Retrospectively, § 1722-A(e)(3) applies only to those charter schools, cyber charter
schools, and associated nonprofit foundations that filed a tax assessment appeal. Id., §
17-1722-A(e)(3). Because only entities that directly own property can file an appeal from
a tax assessment, only the first class of entities included in § 1722-A(e)(1) may obtain
retrospective tax relief under § 1722-A(e)(3); entities that lease property are ineligible.
Id. Similarly, entities that directly own property but failed to file an appeal from a tax
assessment are ineligible for retrospective tax relief. Id.
By treating identically situated taxpayers differently for taxation purposes and
excluding from the retrospective exemption entities that failed to or could not file an
assessment appeal, § 1722-A results in classifications that are unreasonable and not
rationally related to any legitimate state purpose. See Clifton, at 1211 (citation omitted).
The provisions of § 1722-A impose unequal tax burdens and therefore violate the
Uniformity Clause. See, e.g., id., at 1228-29 (holding inequitable assessments amongst
similarly situated taxpayers violated Uniformity Clause); City of Harrisburg v.
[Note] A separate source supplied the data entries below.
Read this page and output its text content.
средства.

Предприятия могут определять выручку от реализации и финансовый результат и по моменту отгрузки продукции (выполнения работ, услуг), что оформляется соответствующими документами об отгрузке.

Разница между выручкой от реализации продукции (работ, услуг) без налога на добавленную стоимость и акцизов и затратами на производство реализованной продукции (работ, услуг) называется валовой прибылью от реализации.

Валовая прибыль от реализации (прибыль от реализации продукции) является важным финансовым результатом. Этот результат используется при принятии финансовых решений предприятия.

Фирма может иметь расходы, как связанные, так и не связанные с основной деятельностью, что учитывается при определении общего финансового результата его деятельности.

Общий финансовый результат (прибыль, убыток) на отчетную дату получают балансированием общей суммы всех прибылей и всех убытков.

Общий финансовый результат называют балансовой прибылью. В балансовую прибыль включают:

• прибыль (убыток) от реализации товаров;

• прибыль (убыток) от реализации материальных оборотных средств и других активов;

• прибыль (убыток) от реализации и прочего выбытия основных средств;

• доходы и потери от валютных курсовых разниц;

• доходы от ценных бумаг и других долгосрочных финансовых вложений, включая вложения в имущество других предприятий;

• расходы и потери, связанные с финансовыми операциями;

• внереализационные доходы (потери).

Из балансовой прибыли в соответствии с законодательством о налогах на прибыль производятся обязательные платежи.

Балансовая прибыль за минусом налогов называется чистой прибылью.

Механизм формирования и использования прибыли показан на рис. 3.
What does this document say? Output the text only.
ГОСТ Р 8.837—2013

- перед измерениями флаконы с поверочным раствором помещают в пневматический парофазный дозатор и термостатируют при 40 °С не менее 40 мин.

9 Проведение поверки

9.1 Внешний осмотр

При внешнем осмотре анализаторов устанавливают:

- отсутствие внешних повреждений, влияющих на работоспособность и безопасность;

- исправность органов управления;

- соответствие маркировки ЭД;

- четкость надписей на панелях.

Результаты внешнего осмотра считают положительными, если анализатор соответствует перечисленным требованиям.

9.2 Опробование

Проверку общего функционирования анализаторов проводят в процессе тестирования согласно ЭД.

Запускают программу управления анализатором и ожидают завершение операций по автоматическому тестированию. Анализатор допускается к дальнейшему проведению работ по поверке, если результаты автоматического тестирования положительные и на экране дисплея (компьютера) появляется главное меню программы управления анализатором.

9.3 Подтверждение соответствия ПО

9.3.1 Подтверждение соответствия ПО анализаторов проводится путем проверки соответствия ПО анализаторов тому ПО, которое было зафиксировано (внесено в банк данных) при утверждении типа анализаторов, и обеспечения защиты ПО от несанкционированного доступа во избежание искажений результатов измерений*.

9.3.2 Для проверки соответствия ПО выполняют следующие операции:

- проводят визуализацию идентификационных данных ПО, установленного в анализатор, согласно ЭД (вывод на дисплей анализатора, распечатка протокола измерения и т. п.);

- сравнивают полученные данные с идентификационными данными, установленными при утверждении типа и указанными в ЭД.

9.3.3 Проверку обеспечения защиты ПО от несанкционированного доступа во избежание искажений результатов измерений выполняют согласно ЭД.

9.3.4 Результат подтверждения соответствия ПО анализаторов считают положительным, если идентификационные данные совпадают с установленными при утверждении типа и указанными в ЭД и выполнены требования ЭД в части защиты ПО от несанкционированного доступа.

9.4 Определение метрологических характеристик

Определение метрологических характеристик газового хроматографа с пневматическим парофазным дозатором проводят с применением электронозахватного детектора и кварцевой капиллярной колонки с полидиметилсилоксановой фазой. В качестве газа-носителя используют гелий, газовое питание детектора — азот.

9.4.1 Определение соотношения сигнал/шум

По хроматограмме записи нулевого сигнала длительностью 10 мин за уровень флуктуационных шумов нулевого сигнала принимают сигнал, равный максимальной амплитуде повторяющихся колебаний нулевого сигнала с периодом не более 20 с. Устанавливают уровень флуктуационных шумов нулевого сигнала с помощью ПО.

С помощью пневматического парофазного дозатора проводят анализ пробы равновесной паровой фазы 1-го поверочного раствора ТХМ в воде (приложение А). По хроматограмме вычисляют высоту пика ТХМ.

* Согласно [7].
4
School
District of the City of Harrisburg, 710 A.2d 49, 53-54 (Pa. 1998) (holding unequal tax
treatment of lessees of public and nonpublic property violated Uniformity Clause).
That said, I concur in affirming the Commonwealth Court because, as explained by
the majority, § 1722-A(e)(3) also violates the separation of powers doctrine and is
therefore unconstitutional.
Mr. Chief Justice Castille joins this concurring opinion.